Tja, ohne zu wissen, wie Du versuchst die Verbindung herzustellen, etwas schwierig. Aber falls die Verbindung über TCP/IP laufen soll, dann müssen die Ports offen sein, auf denen er SQL Server läuft. Standardmässig wären das 1433 & 1434.


----------



## nauti_lus (13. Juni 2005)

denke mal das der IIS über tcp/ip versucht zu connecten.

die ports sind offen, von einem anderen server wird eine replikation eingespielt. deswegen verstehe ich nicht, das von meinem lokalen IIS nicht auf die db zugegriffen werden kann


----------



## andi_g69 (14. Juni 2005)

Der IIS hat nichts damit zu tun, wie Du von PHP die DB Verbindung aufbaust. Das steuerst Du, bzw der Programmierer der PHP Seiten.

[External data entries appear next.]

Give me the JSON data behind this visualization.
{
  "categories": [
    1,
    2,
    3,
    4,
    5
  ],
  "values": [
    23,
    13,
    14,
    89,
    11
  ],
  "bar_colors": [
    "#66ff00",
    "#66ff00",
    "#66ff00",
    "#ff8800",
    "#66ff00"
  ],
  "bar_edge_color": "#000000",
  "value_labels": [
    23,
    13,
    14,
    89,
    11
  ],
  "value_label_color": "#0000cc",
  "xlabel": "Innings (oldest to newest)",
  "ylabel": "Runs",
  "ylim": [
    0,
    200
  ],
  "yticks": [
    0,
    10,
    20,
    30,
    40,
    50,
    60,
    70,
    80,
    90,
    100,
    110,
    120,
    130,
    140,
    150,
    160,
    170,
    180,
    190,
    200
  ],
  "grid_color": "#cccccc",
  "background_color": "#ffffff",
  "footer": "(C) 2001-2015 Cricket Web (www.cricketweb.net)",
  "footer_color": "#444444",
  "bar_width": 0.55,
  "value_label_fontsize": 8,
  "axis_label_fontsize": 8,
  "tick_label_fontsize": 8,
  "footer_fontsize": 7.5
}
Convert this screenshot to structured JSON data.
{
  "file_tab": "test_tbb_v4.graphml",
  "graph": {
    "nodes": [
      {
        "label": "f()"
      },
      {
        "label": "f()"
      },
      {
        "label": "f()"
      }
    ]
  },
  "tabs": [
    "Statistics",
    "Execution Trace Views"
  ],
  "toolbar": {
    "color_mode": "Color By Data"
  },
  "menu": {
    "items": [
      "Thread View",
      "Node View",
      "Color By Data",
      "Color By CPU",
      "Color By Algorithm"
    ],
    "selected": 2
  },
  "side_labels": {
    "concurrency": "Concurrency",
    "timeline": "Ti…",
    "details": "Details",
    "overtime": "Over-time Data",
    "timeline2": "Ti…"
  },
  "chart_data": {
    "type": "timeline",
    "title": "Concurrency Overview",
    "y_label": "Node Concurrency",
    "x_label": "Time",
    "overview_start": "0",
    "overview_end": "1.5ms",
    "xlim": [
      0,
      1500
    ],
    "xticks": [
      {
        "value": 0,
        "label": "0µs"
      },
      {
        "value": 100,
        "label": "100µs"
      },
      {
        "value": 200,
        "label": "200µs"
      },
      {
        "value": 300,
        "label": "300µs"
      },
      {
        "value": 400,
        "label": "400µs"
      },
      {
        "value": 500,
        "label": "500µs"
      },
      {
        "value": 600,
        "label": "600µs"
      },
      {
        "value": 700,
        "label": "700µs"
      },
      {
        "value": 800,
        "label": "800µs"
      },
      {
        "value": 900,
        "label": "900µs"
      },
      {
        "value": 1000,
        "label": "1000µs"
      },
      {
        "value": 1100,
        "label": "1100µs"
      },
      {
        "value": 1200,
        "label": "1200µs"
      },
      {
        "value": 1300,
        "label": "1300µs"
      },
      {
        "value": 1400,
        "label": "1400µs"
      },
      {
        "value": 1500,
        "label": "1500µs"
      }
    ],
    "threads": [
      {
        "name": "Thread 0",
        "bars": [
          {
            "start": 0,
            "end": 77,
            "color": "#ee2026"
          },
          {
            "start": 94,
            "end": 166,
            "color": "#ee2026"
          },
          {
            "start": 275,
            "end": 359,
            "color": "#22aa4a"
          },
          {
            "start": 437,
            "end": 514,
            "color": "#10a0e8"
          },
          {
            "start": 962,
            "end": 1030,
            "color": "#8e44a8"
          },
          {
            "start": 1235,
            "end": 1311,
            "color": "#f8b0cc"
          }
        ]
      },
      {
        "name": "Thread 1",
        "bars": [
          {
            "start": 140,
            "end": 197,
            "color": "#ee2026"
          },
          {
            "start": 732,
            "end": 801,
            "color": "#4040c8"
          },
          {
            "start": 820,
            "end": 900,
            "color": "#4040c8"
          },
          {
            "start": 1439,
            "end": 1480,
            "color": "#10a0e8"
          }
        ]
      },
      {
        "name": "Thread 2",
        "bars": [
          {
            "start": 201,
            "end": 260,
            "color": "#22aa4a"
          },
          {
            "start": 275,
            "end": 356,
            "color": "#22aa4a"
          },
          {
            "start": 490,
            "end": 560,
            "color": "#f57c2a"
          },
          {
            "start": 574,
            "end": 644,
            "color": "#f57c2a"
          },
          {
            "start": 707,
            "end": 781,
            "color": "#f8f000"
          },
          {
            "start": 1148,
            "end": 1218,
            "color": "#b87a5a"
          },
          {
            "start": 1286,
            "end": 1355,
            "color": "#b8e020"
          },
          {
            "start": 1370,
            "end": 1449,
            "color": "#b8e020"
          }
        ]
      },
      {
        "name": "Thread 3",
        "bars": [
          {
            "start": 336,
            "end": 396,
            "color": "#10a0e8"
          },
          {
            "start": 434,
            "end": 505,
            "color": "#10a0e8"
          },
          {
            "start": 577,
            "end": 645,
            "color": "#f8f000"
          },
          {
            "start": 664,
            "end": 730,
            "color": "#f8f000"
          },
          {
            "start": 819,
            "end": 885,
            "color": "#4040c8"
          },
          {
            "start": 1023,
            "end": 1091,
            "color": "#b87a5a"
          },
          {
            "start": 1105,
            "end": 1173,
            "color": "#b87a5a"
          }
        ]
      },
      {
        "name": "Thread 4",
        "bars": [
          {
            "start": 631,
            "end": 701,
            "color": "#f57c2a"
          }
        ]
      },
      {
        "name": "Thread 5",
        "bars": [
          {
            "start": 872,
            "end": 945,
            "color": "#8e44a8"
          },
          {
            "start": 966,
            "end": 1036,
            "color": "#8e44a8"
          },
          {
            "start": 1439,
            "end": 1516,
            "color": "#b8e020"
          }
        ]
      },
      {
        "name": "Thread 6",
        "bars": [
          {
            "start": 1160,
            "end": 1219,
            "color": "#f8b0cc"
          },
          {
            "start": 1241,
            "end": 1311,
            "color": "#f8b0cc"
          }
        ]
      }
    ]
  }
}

Aber probier doch mal von Deinem Rechner eine ODBC Verbindung zum SQL Server aufzubauen. Sollte das funktionieren, so ist zumindest schon mal klar, dass es nicht an Firewall o.ä. liegt.

Mühsam ernährt sich halt das Eichhörnchen.....


----------



## nauti_lus (14. Juni 2005)

über odbc kann ich mich verbinden (Verwaltung->Datenquellen (ODBC)) - kein murren und knurren.

verstehe es nicht


----------



## andi_g69 (14. Juni 2005)

Das deutet doch in die Richtung, dass das Problem in den PHP Seiten, bzw den zugrundeliegenden DB-Verbindungs-mechanismen liegt. Leider habe ich keinen Schimmer von php. Also ob man einen Treiber (ODBC?) oder was auch immer benötigt, um auf einen MSSQL Server zugreifen zu können.

Vielleicht hat da jemand anders 'ne Idee?


----------